SimonG
November 17, 2022, 10:14pm
1
Hi,
I have a df like this
df<-data.frame(SYMBOL= c(rep("RET",4),rep("ROS",5),rep("ALK",3)),
region = c("Promoter1","Promoter2",'intronic',"intronic","NCR","intronic","Promoter1","intronic","NCR","intronic","Promoter1","Promoter2"),
value = sample(x=1:15,size=12))
I want a summarised dataframe with for each SYMBOL, the mean value of Promoter region (1 or 2) divided by the mean value of non-promoter region.
like
SYMBOL Value
RET X
ROS Y
ALK Z
Thank you
Simon
Is this what you are asking?
library(tidyverse)
#> Warning: package 'ggplot2' was built under R version 4.2.2
df<-data.frame(SYMBOL= c(rep("RET",4),rep("ROS",5),rep("ALK",3)),
region = c("Promoter1","Promoter2",'intronic',"intronic","NCR","intronic","Promoter1","intronic","NCR","intronic","Promoter1","Promoter2"),
value = sample(x=1:15,size=12))
df %>%
group_by(
SYMBOL,
region
) %>%
summarise(
mean(value)
)
#> `summarise()` has grouped output by 'SYMBOL'. You can override using the
#> `.groups` argument.
#> # A tibble: 9 × 3
#> # Groups: SYMBOL [3]
#> SYMBOL region `mean(value)`
#> <chr> <chr> <dbl>
#> 1 ALK intronic 8
#> 2 ALK Promoter1 9
#> 3 ALK Promoter2 12
#> 4 RET intronic 10
#> 5 RET Promoter1 5
#> 6 RET Promoter2 3
#> 7 ROS intronic 5.5
#> 8 ROS NCR 6.5
#> 9 ROS Promoter1 15
Created on 2022-11-17 with reprex v2.0.2
SimonG
November 18, 2022, 4:57pm
3
Hi,
this is the first step, but the final step that I dont succeed to reach is to have for each SYMBOL a value of the mean of all Promoter value (Promoter1 and Promoter2), divided my the mean of all non promoter (intronic and NCR).
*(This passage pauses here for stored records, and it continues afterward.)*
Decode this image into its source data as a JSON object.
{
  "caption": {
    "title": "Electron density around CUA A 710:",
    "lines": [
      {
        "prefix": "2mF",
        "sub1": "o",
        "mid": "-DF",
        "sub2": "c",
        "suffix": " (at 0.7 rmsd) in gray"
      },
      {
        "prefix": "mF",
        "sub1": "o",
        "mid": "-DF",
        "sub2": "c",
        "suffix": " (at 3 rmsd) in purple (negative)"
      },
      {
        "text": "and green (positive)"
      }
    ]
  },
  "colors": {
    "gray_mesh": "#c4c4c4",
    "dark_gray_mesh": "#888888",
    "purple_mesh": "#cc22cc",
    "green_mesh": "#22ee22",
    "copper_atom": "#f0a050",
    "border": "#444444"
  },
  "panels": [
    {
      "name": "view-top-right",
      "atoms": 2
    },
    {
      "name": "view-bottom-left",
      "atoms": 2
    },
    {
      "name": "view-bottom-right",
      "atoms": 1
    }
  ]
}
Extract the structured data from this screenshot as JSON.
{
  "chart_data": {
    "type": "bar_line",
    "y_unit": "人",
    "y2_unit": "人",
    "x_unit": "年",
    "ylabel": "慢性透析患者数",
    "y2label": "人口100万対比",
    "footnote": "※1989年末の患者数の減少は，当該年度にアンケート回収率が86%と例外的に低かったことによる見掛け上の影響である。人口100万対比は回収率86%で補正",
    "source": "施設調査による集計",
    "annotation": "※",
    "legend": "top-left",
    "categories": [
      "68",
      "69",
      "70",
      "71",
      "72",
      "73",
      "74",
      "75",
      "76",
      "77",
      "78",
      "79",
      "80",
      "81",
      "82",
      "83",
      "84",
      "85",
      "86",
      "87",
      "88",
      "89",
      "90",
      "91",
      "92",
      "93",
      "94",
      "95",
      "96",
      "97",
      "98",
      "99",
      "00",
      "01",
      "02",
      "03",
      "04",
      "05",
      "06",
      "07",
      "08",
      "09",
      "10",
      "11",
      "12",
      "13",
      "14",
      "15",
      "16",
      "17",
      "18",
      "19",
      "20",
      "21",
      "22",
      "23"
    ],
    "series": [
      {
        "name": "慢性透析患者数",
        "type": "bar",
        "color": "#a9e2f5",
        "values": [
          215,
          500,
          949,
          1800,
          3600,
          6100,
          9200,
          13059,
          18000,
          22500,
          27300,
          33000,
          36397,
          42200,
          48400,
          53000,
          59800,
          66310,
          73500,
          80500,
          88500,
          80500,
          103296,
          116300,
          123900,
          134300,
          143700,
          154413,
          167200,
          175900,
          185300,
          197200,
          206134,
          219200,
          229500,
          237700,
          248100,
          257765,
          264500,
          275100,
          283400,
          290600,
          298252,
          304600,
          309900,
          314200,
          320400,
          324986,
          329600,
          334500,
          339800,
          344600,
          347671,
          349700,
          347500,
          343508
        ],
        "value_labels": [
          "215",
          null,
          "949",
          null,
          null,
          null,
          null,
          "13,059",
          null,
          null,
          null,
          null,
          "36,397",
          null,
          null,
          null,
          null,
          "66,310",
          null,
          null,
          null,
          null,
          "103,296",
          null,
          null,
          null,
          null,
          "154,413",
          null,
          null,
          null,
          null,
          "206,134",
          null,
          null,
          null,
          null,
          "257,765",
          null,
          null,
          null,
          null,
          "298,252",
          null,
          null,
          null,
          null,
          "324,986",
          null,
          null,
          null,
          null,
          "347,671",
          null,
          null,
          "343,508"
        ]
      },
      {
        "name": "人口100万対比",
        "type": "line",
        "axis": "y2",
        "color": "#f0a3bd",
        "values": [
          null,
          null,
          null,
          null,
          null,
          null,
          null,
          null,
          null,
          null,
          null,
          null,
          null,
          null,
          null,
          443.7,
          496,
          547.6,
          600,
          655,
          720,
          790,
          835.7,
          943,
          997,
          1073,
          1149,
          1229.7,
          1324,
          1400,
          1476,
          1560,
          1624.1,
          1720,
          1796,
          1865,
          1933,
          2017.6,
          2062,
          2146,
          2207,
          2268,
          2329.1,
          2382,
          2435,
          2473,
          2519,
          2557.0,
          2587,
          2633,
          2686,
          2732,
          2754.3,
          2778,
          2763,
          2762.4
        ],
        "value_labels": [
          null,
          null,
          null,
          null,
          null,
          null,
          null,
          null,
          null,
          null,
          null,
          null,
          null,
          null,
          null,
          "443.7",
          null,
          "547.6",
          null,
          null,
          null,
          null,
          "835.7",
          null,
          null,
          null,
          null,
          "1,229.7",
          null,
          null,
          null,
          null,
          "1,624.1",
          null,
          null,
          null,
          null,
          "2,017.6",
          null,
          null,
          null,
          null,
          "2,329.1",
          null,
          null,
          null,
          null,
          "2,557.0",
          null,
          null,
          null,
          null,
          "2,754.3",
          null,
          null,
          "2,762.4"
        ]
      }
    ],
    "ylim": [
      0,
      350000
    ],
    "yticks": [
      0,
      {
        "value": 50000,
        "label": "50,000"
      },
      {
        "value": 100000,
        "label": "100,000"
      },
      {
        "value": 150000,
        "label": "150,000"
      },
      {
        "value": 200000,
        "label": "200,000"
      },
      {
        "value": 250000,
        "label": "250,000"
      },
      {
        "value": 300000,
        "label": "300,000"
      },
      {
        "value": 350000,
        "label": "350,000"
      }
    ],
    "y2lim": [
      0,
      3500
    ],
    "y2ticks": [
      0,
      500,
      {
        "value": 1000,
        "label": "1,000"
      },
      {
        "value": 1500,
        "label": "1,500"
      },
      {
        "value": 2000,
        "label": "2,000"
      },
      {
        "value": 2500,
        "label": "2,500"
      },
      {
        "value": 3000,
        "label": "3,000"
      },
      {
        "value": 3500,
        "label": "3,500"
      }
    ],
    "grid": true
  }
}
Final would be
SYMBOL RESULTS
ALK. mean(Promoter1,Promoter2)/mean(intronic,NCR)
etc...
Considering that in reality my df has much more values so it is necessary to use a grep("Promoter") and -grep("Promoter") to identify the 2 classes...
Thanks
In that case, I think this strategy will work:
library(tidyverse)
#> Warning: package 'ggplot2' was built under R version 4.2.2
df<-data.frame(SYMBOL= c(rep("RET",4),rep("ROS",5),rep("ALK",3)),
region = c("Promoter1","Promoter2",'intronic',"intronic","NCR","intronic","Promoter1","intronic","NCR","intronic","Promoter1","Promoter2"),
value = sample(x=1:15,size=12))
df %>%
mutate(
group = case_when(
str_detect(string = region, pattern = "Promoter") ~ "promoter",
# str_detect(string = region, pattern = "intronic") ~ "intronic",
# str_detect(string = region, pattern = "NCR") ~ "ncr",
TRUE ~ "other"
)
) %>%
group_by(
SYMBOL,
group
) %>%
summarise(
average = mean(value)
) %>%
ungroup() %>%
pivot_wider(
names_from = group,
values_from = average
) %>%
mutate(
symbol_mean = promoter / other
)
#> `summarise()` has grouped output by 'SYMBOL'. You can override using the
#> `.groups` argument.
#> # A tibble: 3 × 4
#> SYMBOL other promoter symbol_mean
#> <chr> <dbl> <dbl> <dbl>
#> 1 ALK 6 7.5 1.25
#> 2 RET 14 2.5 0.179
#> 3 ROS 7.75 1 0.129
Created on 2022-11-18 with reprex v2.0.2
SimonG
November 18, 2022, 6:42pm
5
rene_at_coco:
df %>%
mutate(
group = case_when(
str_detect(string = region, pattern = "Promoter") ~ "promoter",
# str_detect(string = region, pattern = "intronic") ~ "intronic",
# str_detect(string = region, pattern = "NCR") ~ "ncr",
TRUE ~ "other"
)
) %>%
group_by(
SYMBOL,
group
) %>%
summarise(
average = mean(value)
) %>%
ungroup() %>%
pivot_wider(
names_from = group,
values_from = average
) %>%
mutate(
symbol_mean = promoter / other
)
That's it, thanks a lot !
system
Closed
December 9, 2022, 6:42pm
6
This topic was automatically closed 21 days after the last reply. New replies are no longer allowed. If you have a query related to it or one of the replies, start a new topic and refer back with a link.